Research on Black Boxes

Shuichi Adachi (Professor, Department of Applied Physics and Physico-Informatics)

In the 1990s, the term "fuzzy control" became popular, leading to the sale of home appliances like fuzzy logic washing machines. Even when not explicitly named in such products, the concept of "control" is widely used all around us. For example, riding a bicycle without falling over is a form of control, as is an air conditioner maintaining a comfortable room environment through temperature and humidity control. Control is also necessary for a robot to walk on two legs (Photo 1). Furthermore, the cars we drive are filled with electronic control technologies, beginning with engine control. Indeed, modern automobiles would be unable to function without the power of control.
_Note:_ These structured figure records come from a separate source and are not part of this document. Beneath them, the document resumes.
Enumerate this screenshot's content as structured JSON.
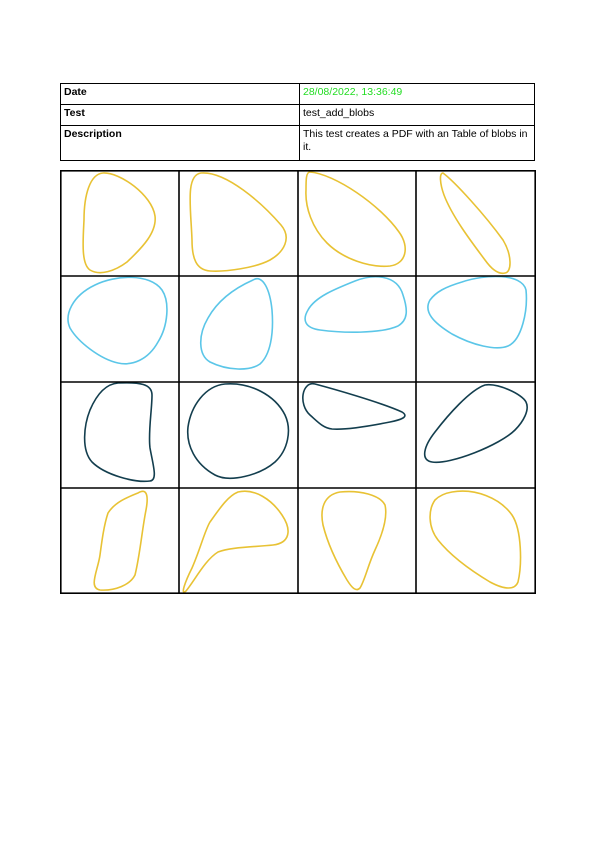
{
  "meta": {
    "date_label": "Date",
    "date_value": "28/08/2022, 13:36:49",
    "date_color": "#22dd22",
    "test_label": "Test",
    "test_value": "test_add_blobs",
    "description_label": "Description",
    "description_value": "This test creates a PDF with an Table of blobs in it."
  },
  "grid": {
    "rows": 4,
    "cols": 4,
    "row_colors": [
      "#e8c234",
      "#5bc6e8",
      "#133e4e",
      "#e8c234"
    ],
    "cells": [
      {
        "name": "blob-r1-c1"
      },
      {
        "name": "blob-r1-c2"
      },
      {
        "name": "blob-r1-c3"
      },
      {
        "name": "blob-r1-c4"
      },
      {
        "name": "blob-r2-c1"
      },
      {
        "name": "blob-r2-c2"
      },
      {
        "name": "blob-r2-c3"
      },
      {
        "name": "blob-r2-c4"
      },
      {
        "name": "blob-r3-c1"
      },
      {
        "name": "blob-r3-c2"
      },
      {
        "name": "blob-r3-c3"
      },
      {
        "name": "blob-r3-c4"
      },
      {
        "name": "blob-r4-c1"
      },
      {
        "name": "blob-r4-c2"
      },
      {
        "name": "blob-r4-c3"
      },
      {
        "name": "blob-r4-c4"
      }
    ]
  }
}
In our laboratory, we research "control engineering," which provides a theoretical system for the concept of control that we use casually in our daily lives. While conventional engineering fields have clearly defined subjects—for instance, electrical engineering deals with electricity—control engineering is applied to a wide range of subjects. These applications range from the small scale, such as hard disk head position control requiring nanometer precision, to the large scale, like attitude control for space stations, vibration control in skyscrapers, pressure and flow control in chemical systems such as oil refineries, and more recently, even system biology and quantum systems. Thus, control theory can be applied to any control object that possesses dynamics (i.e., temporal movement). For example, the Kalman filter, one of the greatest achievements in control theory, is actively applied in diverse fields, including automotive navigation systems and computer vision.
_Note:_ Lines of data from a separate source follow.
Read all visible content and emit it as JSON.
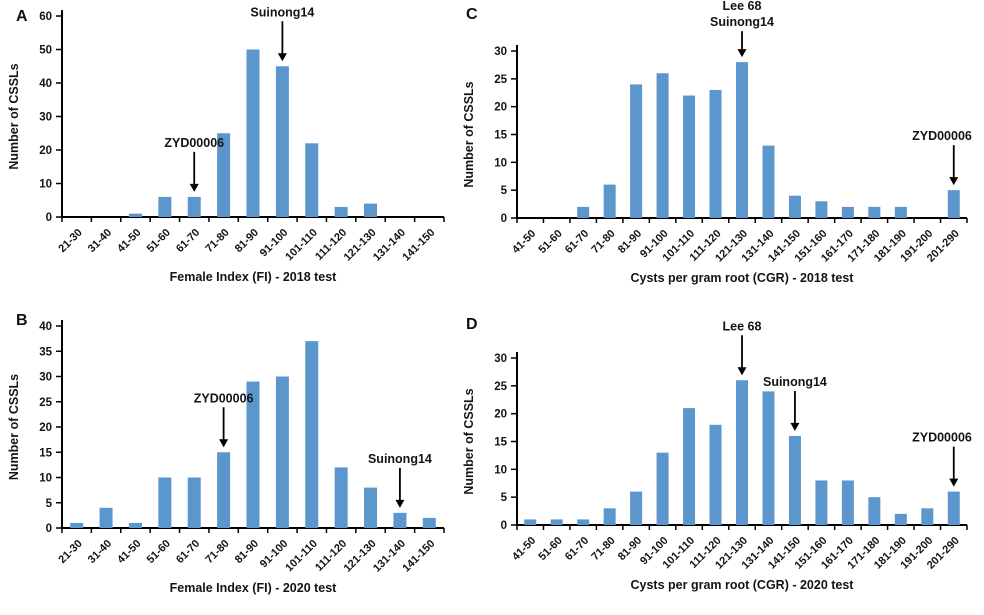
{
  "figure": {
    "bar_color": "#5B96CD",
    "axis_color": "#000000",
    "text_color": "#141414"
  },
  "chart_data": [
    {
      "panel": "A",
      "type": "bar",
      "title": "",
      "ylabel": "Number of CSSLs",
      "xlabel": "Female Index (FI) - 2018 test",
      "ylim": [
        0,
        60
      ],
      "ytick_step": 10,
      "grid": false,
      "categories": [
        "21-30",
        "31-40",
        "41-50",
        "51-60",
        "61-70",
        "71-80",
        "81-90",
        "91-100",
        "101-110",
        "111-120",
        "121-130",
        "131-140",
        "141-150"
      ],
      "values": [
        0,
        0,
        1,
        6,
        6,
        25,
        50,
        45,
        22,
        3,
        4,
        0,
        0
      ],
      "annotations": [
        {
          "lines": [
            "ZYD00006"
          ],
          "category": "61-70"
        },
        {
          "lines": [
            "Suinong14"
          ],
          "category": "91-100"
        }
      ]
    },
    {
      "panel": "B",
      "type": "bar",
      "title": "",
      "ylabel": "Number of CSSLs",
      "xlabel": "Female Index (FI) - 2020 test",
      "ylim": [
        0,
        40
      ],
      "ytick_step": 5,
      "grid": false,
      "categories": [
        "21-30",
        "31-40",
        "41-50",
        "51-60",
        "61-70",
        "71-80",
        "81-90",
        "91-100",
        "101-110",
        "111-120",
        "121-130",
        "131-140",
        "141-150"
      ],
      "values": [
        1,
        4,
        1,
        10,
        10,
        15,
        29,
        30,
        37,
        12,
        8,
        3,
        2
      ],
      "annotations": [
        {
          "lines": [
            "ZYD00006"
          ],
          "category": "71-80"
        },
        {
          "lines": [
            "Suinong14"
          ],
          "category": "131-140"
        }
      ]
    },
    {
      "panel": "C",
      "type": "bar",
      "title": "",
      "ylabel": "Number of CSSLs",
      "xlabel": "Cysts  per gram root (CGR)  - 2018 test",
      "ylim": [
        0,
        30
      ],
      "ytick_step": 5,
      "grid": false,
      "categories": [
        "41-50",
        "51-60",
        "61-70",
        "71-80",
        "81-90",
        "91-100",
        "101-110",
        "111-120",
        "121-130",
        "131-140",
        "141-150",
        "151-160",
        "161-170",
        "171-180",
        "181-190",
        "191-200",
        "201-290"
      ],
      "values": [
        0,
        0,
        2,
        6,
        24,
        26,
        22,
        23,
        28,
        13,
        4,
        3,
        2,
        2,
        2,
        0,
        5
      ],
      "annotations": [
        {
          "lines": [
            "Lee 68",
            "Suinong14"
          ],
          "category": "121-130"
        },
        {
          "lines": [
            "ZYD00006"
          ],
          "category": "201-290"
        }
      ]
    },
    {
      "panel": "D",
      "type": "bar",
      "title": "",
      "ylabel": "Number of CSSLs",
      "xlabel": "Cysts  per gram root (CGR)  - 2020 test",
      "ylim": [
        0,
        30
      ],
      "ytick_step": 5,
      "grid": false,
      "categories": [
        "41-50",
        "51-60",
        "61-70",
        "71-80",
        "81-90",
        "91-100",
        "101-110",
        "111-120",
        "121-130",
        "131-140",
        "141-150",
        "151-160",
        "161-170",
        "171-180",
        "181-190",
        "191-200",
        "201-290"
      ],
      "values": [
        1,
        1,
        1,
        3,
        6,
        13,
        21,
        18,
        26,
        24,
        16,
        8,
        8,
        5,
        2,
        3,
        6
      ],
      "annotations": [
        {
          "lines": [
            "Lee 68"
          ],
          "category": "121-130"
        },
        {
          "lines": [
            "Suinong14"
          ],
          "category": "141-150"
        },
        {
          "lines": [
            "ZYD00006"
          ],
          "category": "201-290"
        }
      ]
    }
  ]
}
To perform control, a mathematical model of the control object is necessary. The design method for control systems based on such models is called "model-based control," and this methodology is being actively put into practice, particularly in the automotive industry. While first-principle modeling—which builds models based on the physical laws of the control object (e.g., Newton's equations of motion)—is the mainstream approach, "system identification" has recently gained attention. This method treats the object as a black box and models it primarily through statistical techniques using its input/output data. It is an attempt to investigate the inner workings (the cause) of a black box from its input/output data (the result), and is classified mathematically as a difficult type of problem known as an inverse problem. However, this research has a fascinating quality, much like deducing the culprit in a mystery novel, and our laboratory is vigorously researching modeling for control based on system identification.
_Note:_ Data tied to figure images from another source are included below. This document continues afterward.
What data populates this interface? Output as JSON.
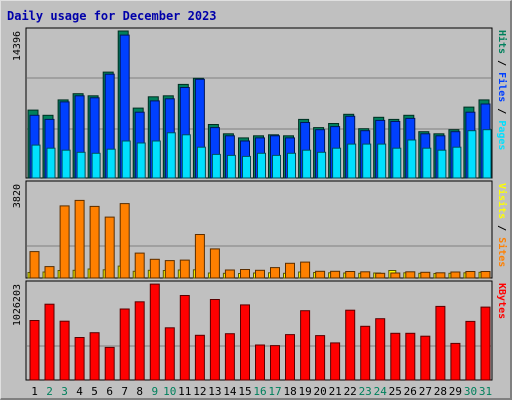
{
  "title": "Daily usage for December 2023",
  "colors": {
    "background": "#c0c0c0",
    "pages": "#00e0ff",
    "files": "#0040ff",
    "hits": "#00805c",
    "visits": "#ffff00",
    "sites": "#ff8000",
    "kbytes": "#ff0000",
    "title": "#0000aa",
    "weekend": "#00805c"
  },
  "chart_data": [
    {
      "type": "bar",
      "panel": "hits-files-pages",
      "max_label": "14396",
      "right_legend": [
        "Pages",
        "Files",
        "Hits"
      ],
      "categories": [
        "1",
        "2",
        "3",
        "4",
        "5",
        "6",
        "7",
        "8",
        "9",
        "10",
        "11",
        "12",
        "13",
        "14",
        "15",
        "16",
        "17",
        "18",
        "19",
        "20",
        "21",
        "22",
        "23",
        "24",
        "25",
        "26",
        "27",
        "28",
        "29",
        "30",
        "31"
      ],
      "ylim": [
        0,
        14396
      ],
      "series": [
        {
          "name": "Hits",
          "values": [
            6600,
            6100,
            7600,
            8200,
            8000,
            10300,
            14300,
            6800,
            7900,
            8000,
            9100,
            9700,
            5200,
            4300,
            3900,
            4100,
            4200,
            4100,
            5700,
            4900,
            5300,
            6200,
            4800,
            5900,
            5700,
            6100,
            4500,
            4300,
            4700,
            6900,
            7600
          ]
        },
        {
          "name": "Files",
          "values": [
            6100,
            5700,
            7400,
            8000,
            7800,
            10100,
            13900,
            6400,
            7500,
            7700,
            8800,
            9600,
            4900,
            4100,
            3600,
            3900,
            4100,
            3900,
            5400,
            4700,
            5000,
            6000,
            4600,
            5600,
            5500,
            5800,
            4300,
            4100,
            4500,
            6400,
            7200
          ]
        },
        {
          "name": "Pages",
          "values": [
            3200,
            2900,
            2700,
            2500,
            2400,
            2800,
            3600,
            3400,
            3600,
            4400,
            4200,
            3000,
            2300,
            2200,
            2100,
            2400,
            2200,
            2400,
            2700,
            2500,
            2900,
            3300,
            3300,
            3300,
            2900,
            3700,
            2900,
            2700,
            3000,
            4600,
            4700
          ]
        }
      ]
    },
    {
      "type": "bar",
      "panel": "sites-visits",
      "max_label": "3820",
      "right_legend": [
        "Sites",
        "Visits"
      ],
      "categories": [
        "1",
        "2",
        "3",
        "4",
        "5",
        "6",
        "7",
        "8",
        "9",
        "10",
        "11",
        "12",
        "13",
        "14",
        "15",
        "16",
        "17",
        "18",
        "19",
        "20",
        "21",
        "22",
        "23",
        "24",
        "25",
        "26",
        "27",
        "28",
        "29",
        "30",
        "31"
      ],
      "ylim": [
        0,
        3820
      ],
      "series": [
        {
          "name": "Visits",
          "values": [
            220,
            240,
            300,
            310,
            360,
            330,
            480,
            270,
            310,
            300,
            320,
            330,
            200,
            190,
            180,
            200,
            210,
            190,
            240,
            220,
            210,
            200,
            190,
            200,
            300,
            210,
            190,
            180,
            190,
            210,
            230
          ]
        },
        {
          "name": "Sites",
          "values": [
            1060,
            460,
            2900,
            3120,
            2880,
            2450,
            2990,
            1000,
            750,
            700,
            720,
            1750,
            1170,
            320,
            340,
            310,
            420,
            590,
            640,
            270,
            270,
            260,
            250,
            190,
            200,
            250,
            230,
            210,
            240,
            260,
            260
          ]
        }
      ]
    },
    {
      "type": "bar",
      "panel": "kbytes",
      "max_label": "1026203",
      "right_legend": [
        "KBytes"
      ],
      "categories": [
        "1",
        "2",
        "3",
        "4",
        "5",
        "6",
        "7",
        "8",
        "9",
        "10",
        "11",
        "12",
        "13",
        "14",
        "15",
        "16",
        "17",
        "18",
        "19",
        "20",
        "21",
        "22",
        "23",
        "24",
        "25",
        "26",
        "27",
        "28",
        "29",
        "30",
        "31"
      ],
      "ylim": [
        0,
        1026203
      ],
      "series": [
        {
          "name": "KBytes",
          "values": [
            630000,
            802000,
            622000,
            450000,
            500000,
            345000,
            751000,
            827000,
            1015000,
            552000,
            894000,
            473000,
            852000,
            490000,
            795000,
            370000,
            364000,
            480000,
            733000,
            470000,
            392000,
            738000,
            568000,
            648000,
            494000,
            494000,
            463000,
            779000,
            387000,
            620000,
            771000
          ]
        }
      ]
    }
  ],
  "x_axis": {
    "labels": [
      "1",
      "2",
      "3",
      "4",
      "5",
      "6",
      "7",
      "8",
      "9",
      "10",
      "11",
      "12",
      "13",
      "14",
      "15",
      "16",
      "17",
      "18",
      "19",
      "20",
      "21",
      "22",
      "23",
      "24",
      "25",
      "26",
      "27",
      "28",
      "29",
      "30",
      "31"
    ],
    "weekend_days": [
      "2",
      "3",
      "9",
      "10",
      "16",
      "17",
      "23",
      "24",
      "30",
      "31"
    ]
  }
}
Recent technological innovation has been tremendous, and the world is now filled with black boxes. Even elementary school students can operate televisions and mobile phones without understanding their mechanisms (their inner workings). I believe this is a sign of technological progress. However, if everyone in Japan becomes merely a user, the nation is doomed. In particular, I feel there is a growing number of people who can understand concrete, externally visible things but struggle to comprehend the abstract concepts within. I cannot help but think this is related to the fact that modern Japanese society, with its lack of breathing room, constantly demands immediate, visible results. I hope to see many more students and engineers who are interested in what goes on inside these black boxes.

Photo 1: Control is also incorporated into bipedal robots.

Photo 2: Professor Kalman (right) and the author (left) (in Cambridge, September 2006).

Figure 1: In the Department of Applied Physics and Physico-Informatics, we research both physics and informatics, and modeling and control serve as a bridge between "physics and informatics."